Tuğba Hanım’a “Kızım” diye hitap etmişti görür görmez. Bizlere de “Öğretmenim” le başlayan tanıdıkça “Kardeşim” le devam eden samimiyeti ile yaklaşmıştı.
Biz hanımlar, yolculuk sırasında azıcık naz yapıp bir benzin istasyonuna girmek isteyince arkamızdan gelmiş, marketten aldığımız bisküvitleri, kahveleri kaşla göz arasında ödemiş, “Siz misafirimizsiniz, paranız burda geçmez.” demişti.
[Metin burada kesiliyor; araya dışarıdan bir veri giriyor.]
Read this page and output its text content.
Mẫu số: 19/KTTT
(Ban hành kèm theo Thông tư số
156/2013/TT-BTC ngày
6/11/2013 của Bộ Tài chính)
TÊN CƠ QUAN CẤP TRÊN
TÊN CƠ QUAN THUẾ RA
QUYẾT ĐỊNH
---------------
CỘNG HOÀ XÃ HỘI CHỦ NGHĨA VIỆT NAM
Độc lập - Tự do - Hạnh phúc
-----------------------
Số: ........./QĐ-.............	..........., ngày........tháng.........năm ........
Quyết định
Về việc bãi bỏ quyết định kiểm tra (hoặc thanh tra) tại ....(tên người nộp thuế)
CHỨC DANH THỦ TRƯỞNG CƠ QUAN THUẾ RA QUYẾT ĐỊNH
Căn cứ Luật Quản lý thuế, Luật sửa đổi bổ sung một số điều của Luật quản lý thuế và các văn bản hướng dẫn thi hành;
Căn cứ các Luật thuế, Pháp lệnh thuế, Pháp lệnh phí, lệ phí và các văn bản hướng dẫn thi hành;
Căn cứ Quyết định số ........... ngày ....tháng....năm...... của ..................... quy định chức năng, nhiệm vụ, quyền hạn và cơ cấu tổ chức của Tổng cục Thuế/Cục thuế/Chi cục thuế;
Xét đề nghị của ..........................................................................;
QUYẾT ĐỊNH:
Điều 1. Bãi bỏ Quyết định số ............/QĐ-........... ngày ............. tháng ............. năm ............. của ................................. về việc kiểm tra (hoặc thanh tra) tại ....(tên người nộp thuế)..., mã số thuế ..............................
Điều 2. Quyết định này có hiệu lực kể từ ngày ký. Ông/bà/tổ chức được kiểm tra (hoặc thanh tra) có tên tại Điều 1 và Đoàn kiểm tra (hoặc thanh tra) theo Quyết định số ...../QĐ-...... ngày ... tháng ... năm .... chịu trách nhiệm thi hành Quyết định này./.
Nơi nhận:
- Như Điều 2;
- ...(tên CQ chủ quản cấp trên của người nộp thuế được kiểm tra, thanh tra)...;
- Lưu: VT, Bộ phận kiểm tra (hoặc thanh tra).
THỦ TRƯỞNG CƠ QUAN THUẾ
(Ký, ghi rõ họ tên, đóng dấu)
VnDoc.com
Hassa Belediyesinde topluca fotoğraf çektirirken kısa bir zamanda 50 kilo vermiş, hafiflemiş biri olarak herkesten önce ön tarafa diz çöküp öyle poz vermiştim. Şişmanken yapmam mümkün olmayan bir hareketti. Yıllardır büyük ağırlık taşımaktan hantallaşmış dizlerim, pratik olarak kalkmayı başaramamıştı. Durumu kimseye belli etmemeye çalışıyor, acı içinde kıvranıyordum. Yakınlarda bir destek bulsam tutunup kalkacağım. Başımı çevirince Şahin Hoca’yı gördüm. Uzanıp koluna girdim. O anda sağlamca durdu, kalkmamı bekledi. Ben kalkınca “Teşekkürler hocam, zorda kalınca kime uzanacağımı biliyorum artık.” dedim. Hafifçe gülümsedi; “ Faniyiz kardeşim, dostlarımız bizi güzel şeylerle ansınlar isteriz. Siz de beni böyle hatırlayacaksınız demek ki...” dedi.
Dün... bütün gün, sizin haberinizi alıp yıkıldığımdan beri uzanınca tutunacağımı bildiğim o sağlam kolunuzu andım. Sizi ben de öyle hatırladım hocam.